Claude Charles Marie du Campe de Rosamel (24 June 1774 – 27 March 1848) was a French politician and naval officer.

Rosales was born at the Château de Rosamel in Frencq, Northern France, on June 24, 1774.

He was commander of the Pomone in the action of 29 November 1811 against the British.

The damaged state of the Pomone at her surrender clearly proved, that her colours had not come down until all further resistance was vain. Her main and mizen masts fell, as we have stated, during the action, and her foremast very soon shared their fate. The hull of the Pomone was so shattered by the Actives quick and well-directed fire, that the ship had five feet water in the hold; and her loss, out of a crew of 332 men and boys, amounted, as acknowledged by her officers, to 50 in killed and wounded."

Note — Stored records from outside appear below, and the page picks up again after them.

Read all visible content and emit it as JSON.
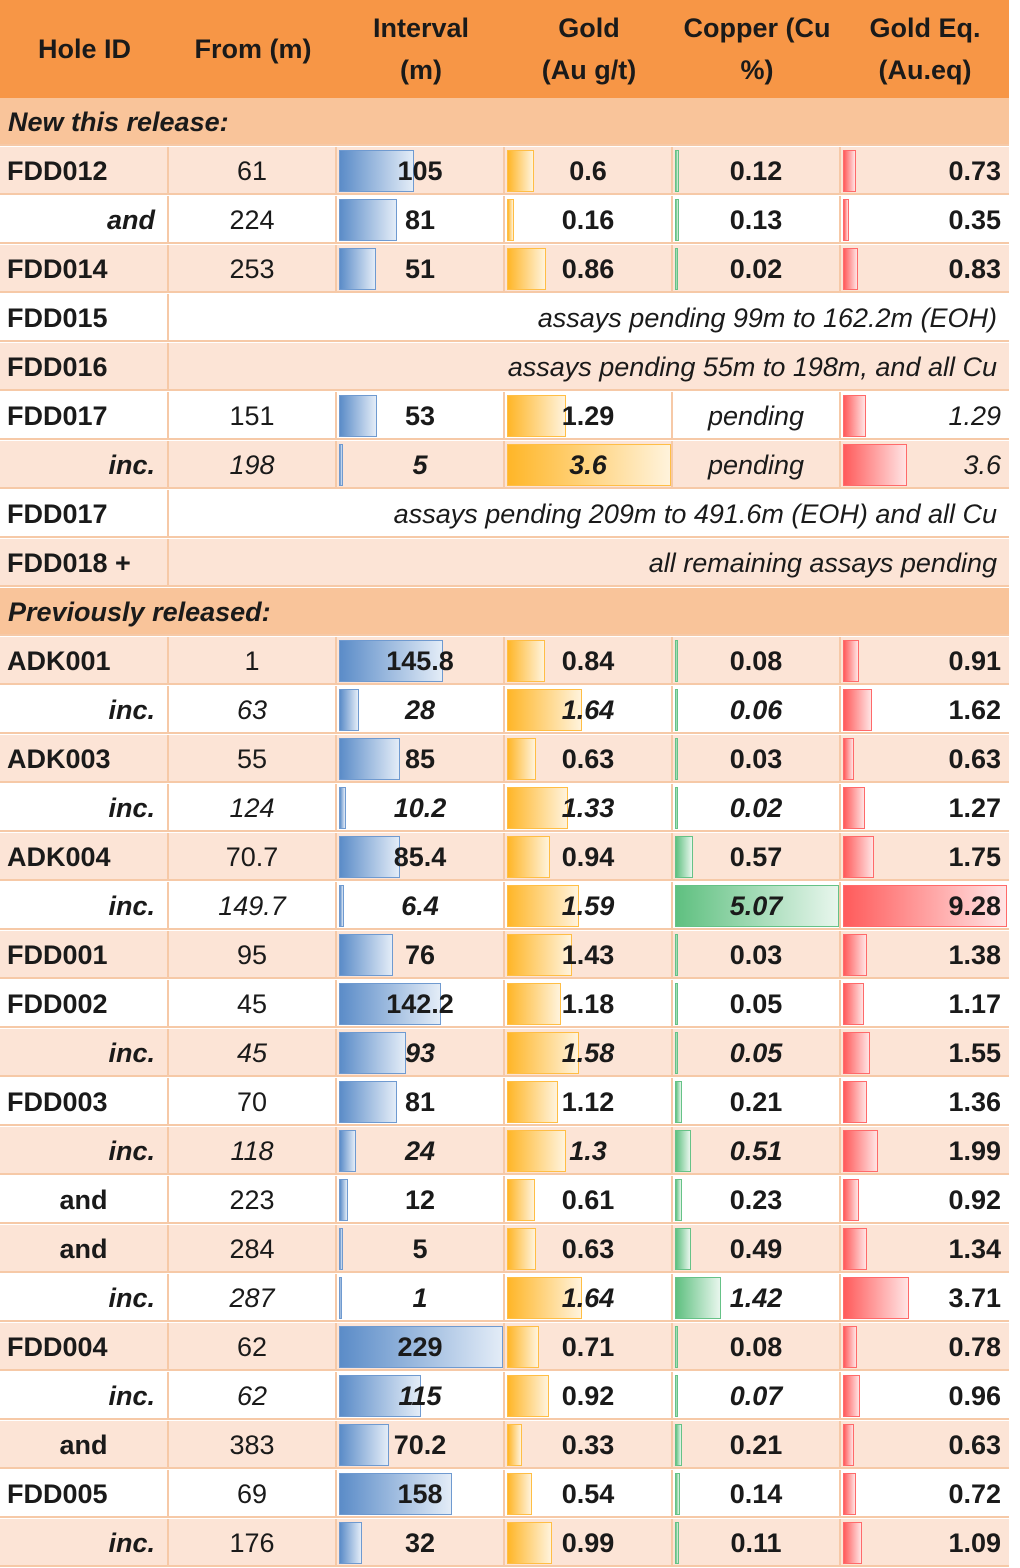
{
  "headers": [
    "Hole ID",
    "From (m)",
    "Interval\n(m)",
    "Gold\n(Au g/t)",
    "Copper (Cu\n%)",
    "Gold Eq.\n(Au.eq)"
  ],
  "sections": {
    "new": "New this release:",
    "previous": "Previously released:"
  },
  "rows": [
    {
      "type": "section",
      "key": "new"
    },
    {
      "type": "data",
      "id": "FDD012",
      "from": "61",
      "interval": "105",
      "au": "0.6",
      "cu": "0.12",
      "eq": "0.73",
      "style": "main"
    },
    {
      "type": "data",
      "id": "and",
      "from": "224",
      "interval": "81",
      "au": "0.16",
      "cu": "0.13",
      "eq": "0.35",
      "style": "sub-italic"
    },
    {
      "type": "data",
      "id": "FDD014",
      "from": "253",
      "interval": "51",
      "au": "0.86",
      "cu": "0.02",
      "eq": "0.83",
      "style": "main"
    },
    {
      "type": "note",
      "id": "FDD015",
      "note": "assays pending 99m to 162.2m (EOH)"
    },
    {
      "type": "note",
      "id": "FDD016",
      "note": "assays pending 55m to 198m, and all Cu"
    },
    {
      "type": "data",
      "id": "FDD017",
      "from": "151",
      "interval": "53",
      "au": "1.29",
      "cu": "pending",
      "eq": "1.29",
      "style": "pending"
    },
    {
      "type": "data",
      "id": "inc.",
      "from": "198",
      "interval": "5",
      "au": "3.6",
      "cu": "pending",
      "eq": "3.6",
      "style": "pending-inc"
    },
    {
      "type": "note",
      "id": "FDD017",
      "note": "assays pending 209m to 491.6m (EOH) and all Cu"
    },
    {
      "type": "note",
      "id": "FDD018 +",
      "note": "all remaining assays pending"
    },
    {
      "type": "section",
      "key": "previous"
    },
    {
      "type": "data",
      "id": "ADK001",
      "from": "1",
      "interval": "145.8",
      "au": "0.84",
      "cu": "0.08",
      "eq": "0.91",
      "style": "main"
    },
    {
      "type": "data",
      "id": "inc.",
      "from": "63",
      "interval": "28",
      "au": "1.64",
      "cu": "0.06",
      "eq": "1.62",
      "style": "inc"
    },
    {
      "type": "data",
      "id": "ADK003",
      "from": "55",
      "interval": "85",
      "au": "0.63",
      "cu": "0.03",
      "eq": "0.63",
      "style": "main"
    },
    {
      "type": "data",
      "id": "inc.",
      "from": "124",
      "interval": "10.2",
      "au": "1.33",
      "cu": "0.02",
      "eq": "1.27",
      "style": "inc"
    },
    {
      "type": "data",
      "id": "ADK004",
      "from": "70.7",
      "interval": "85.4",
      "au": "0.94",
      "cu": "0.57",
      "eq": "1.75",
      "style": "main"
    },
    {
      "type": "data",
      "id": "inc.",
      "from": "149.7",
      "interval": "6.4",
      "au": "1.59",
      "cu": "5.07",
      "eq": "9.28",
      "style": "inc"
    },
    {
      "type": "data",
      "id": "FDD001",
      "from": "95",
      "interval": "76",
      "au": "1.43",
      "cu": "0.03",
      "eq": "1.38",
      "style": "main"
    },
    {
      "type": "data",
      "id": "FDD002",
      "from": "45",
      "interval": "142.2",
      "au": "1.18",
      "cu": "0.05",
      "eq": "1.17",
      "style": "main"
    },
    {
      "type": "data",
      "id": "inc.",
      "from": "45",
      "interval": "93",
      "au": "1.58",
      "cu": "0.05",
      "eq": "1.55",
      "style": "inc"
    },
    {
      "type": "data",
      "id": "FDD003",
      "from": "70",
      "interval": "81",
      "au": "1.12",
      "cu": "0.21",
      "eq": "1.36",
      "style": "main"
    },
    {
      "type": "data",
      "id": "inc.",
      "from": "118",
      "interval": "24",
      "au": "1.3",
      "cu": "0.51",
      "eq": "1.99",
      "style": "inc"
    },
    {
      "type": "data",
      "id": "and",
      "from": "223",
      "interval": "12",
      "au": "0.61",
      "cu": "0.23",
      "eq": "0.92",
      "style": "and-center"
    },
    {
      "type": "data",
      "id": "and",
      "from": "284",
      "interval": "5",
      "au": "0.63",
      "cu": "0.49",
      "eq": "1.34",
      "style": "and-center"
    },
    {
      "type": "data",
      "id": "inc.",
      "from": "287",
      "interval": "1",
      "au": "1.64",
      "cu": "1.42",
      "eq": "3.71",
      "style": "inc"
    },
    {
      "type": "data",
      "id": "FDD004",
      "from": "62",
      "interval": "229",
      "au": "0.71",
      "cu": "0.08",
      "eq": "0.78",
      "style": "main"
    },
    {
      "type": "data",
      "id": "inc.",
      "from": "62",
      "interval": "115",
      "au": "0.92",
      "cu": "0.07",
      "eq": "0.96",
      "style": "inc-partial"
    },
    {
      "type": "data",
      "id": "and",
      "from": "383",
      "interval": "70.2",
      "au": "0.33",
      "cu": "0.21",
      "eq": "0.63",
      "style": "and-center"
    },
    {
      "type": "data",
      "id": "FDD005",
      "from": "69",
      "interval": "158",
      "au": "0.54",
      "cu": "0.14",
      "eq": "0.72",
      "style": "main"
    },
    {
      "type": "data",
      "id": "inc.",
      "from": "176",
      "interval": "32",
      "au": "0.99",
      "cu": "0.11",
      "eq": "1.09",
      "style": "inc-partial2"
    }
  ],
  "scale": {
    "interval_max": 229,
    "au_max": 3.6,
    "cu_max": 5.07,
    "eq_max": 9.28
  },
  "colors": {
    "header": "#f79646",
    "section": "#f9c49a",
    "band": "#fce4d6",
    "interval_bar": "#5b8cc8",
    "gold_bar": "#ffb628",
    "copper_bar": "#5fc080",
    "eq_bar": "#ff5b5b"
  }
}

Rosamel was wounded in action.

He served as French naval minister from September 6, 1836 until March 31, 1839. During his administration, several national scientific voyages were launched, most notably that of the Astrolabe to the Magellan Straits and Antarctica. It was during this voyage that an island was named in his honor. It was subsequently renamed Andersson Island.

Rosamel sent French troops to Cuba to guard its assets in Cuba and Mexico in March 1837, precipitating more problems between the governments. France had failed to recognize Mexico's independence. Mexico ultimately declared war against France, in which a naval blockade played a key role.

He was said to have left the Ministry poorer than when he entered. He died in Paris on March 27, 1848, leaving his children without an inheritance.